Weil am Rhein Für Koordination und Vernetzung

Der Aufbau des Quartiersmanagements wird vom Land gefördert. Foto: Marco Fraune Foto: Weiler Zeitung

Der Stadtteil Friedlingen soll ein Quartiersmanagement erhalten, das bei der städtischen Wohnbau angegliedert ist. Das hat der Kultur-, Sport- und Verwaltungsausschuss bei einer Enthaltung beschlossen. Der Gemeinderat muss noch grünes Licht geben.

Von Alexander Anlicker

Weil am Rhein. Der Aufbau des Quartiersmanagements wird vom Land Baden-Württemberg im Rahmen der städtebaulichen Erneuerungsmaßnahme „Ortsmitte Friedlingen“ durch das Programm „Nichtinvestive Städtebaufördermittel“ (NIS) bis zum Jahr 2023 gefördert. Hierfür wird bei der städtischen Wohnbau eine 50-Prozent-Stelle für einen Quartiersmanager geschaffen. Die Kosten dafür belaufen sich auf 34 500 Euro pro Jahr, die bis 2023 befristete Förderung beläuft sich auf 60 Prozent der Kosten.

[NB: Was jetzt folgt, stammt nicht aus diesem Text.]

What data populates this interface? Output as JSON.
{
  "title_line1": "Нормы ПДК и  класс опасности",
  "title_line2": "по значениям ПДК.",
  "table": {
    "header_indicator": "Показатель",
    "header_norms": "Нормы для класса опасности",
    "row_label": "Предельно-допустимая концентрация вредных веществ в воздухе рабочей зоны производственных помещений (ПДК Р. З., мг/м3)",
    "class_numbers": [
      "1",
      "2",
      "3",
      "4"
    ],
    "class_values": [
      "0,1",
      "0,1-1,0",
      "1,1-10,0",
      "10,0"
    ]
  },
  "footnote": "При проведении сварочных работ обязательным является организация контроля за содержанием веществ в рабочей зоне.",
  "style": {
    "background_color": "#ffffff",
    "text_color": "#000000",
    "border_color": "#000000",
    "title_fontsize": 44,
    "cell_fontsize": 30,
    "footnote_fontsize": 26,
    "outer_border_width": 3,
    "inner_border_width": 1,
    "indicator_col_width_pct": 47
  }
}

Hauptamtsleiterin Annette Huber erinnerte daran, dass die UFW-Fraktion einen Antrag zur Implementierung eines Quartiersmanagers in Friedlingen gestellt habe.

Seit dem Jahr 2015 gebe es vom Land ein Programm für nichtinvestive Städtebauförderung, womit Projekte gefördert werden, die Ziele der investiven Städtebauförderung unterstützten sowie unter anderem auch zur Beteiligung der Einwohner oder Mobilisierung von ehrenamtlichem Engagement beitragen. Da der Quartiersmanager laut Förderrichtlinien kein städtischer Mitarbeiter sein darf, wird die Stelle bei der Wohnbau angesiedelt. Diese ist in Friedlingen mit 30 Häusern und der Geschäftsstelle stark vertreten. Die Wohnbau engagiert sich zudem im Stadtteil, unter anderem beim Quartierstreff Wiki an der Hardstraße in Zusammenarbeit mit dem Stadtteilverein Friedlingen.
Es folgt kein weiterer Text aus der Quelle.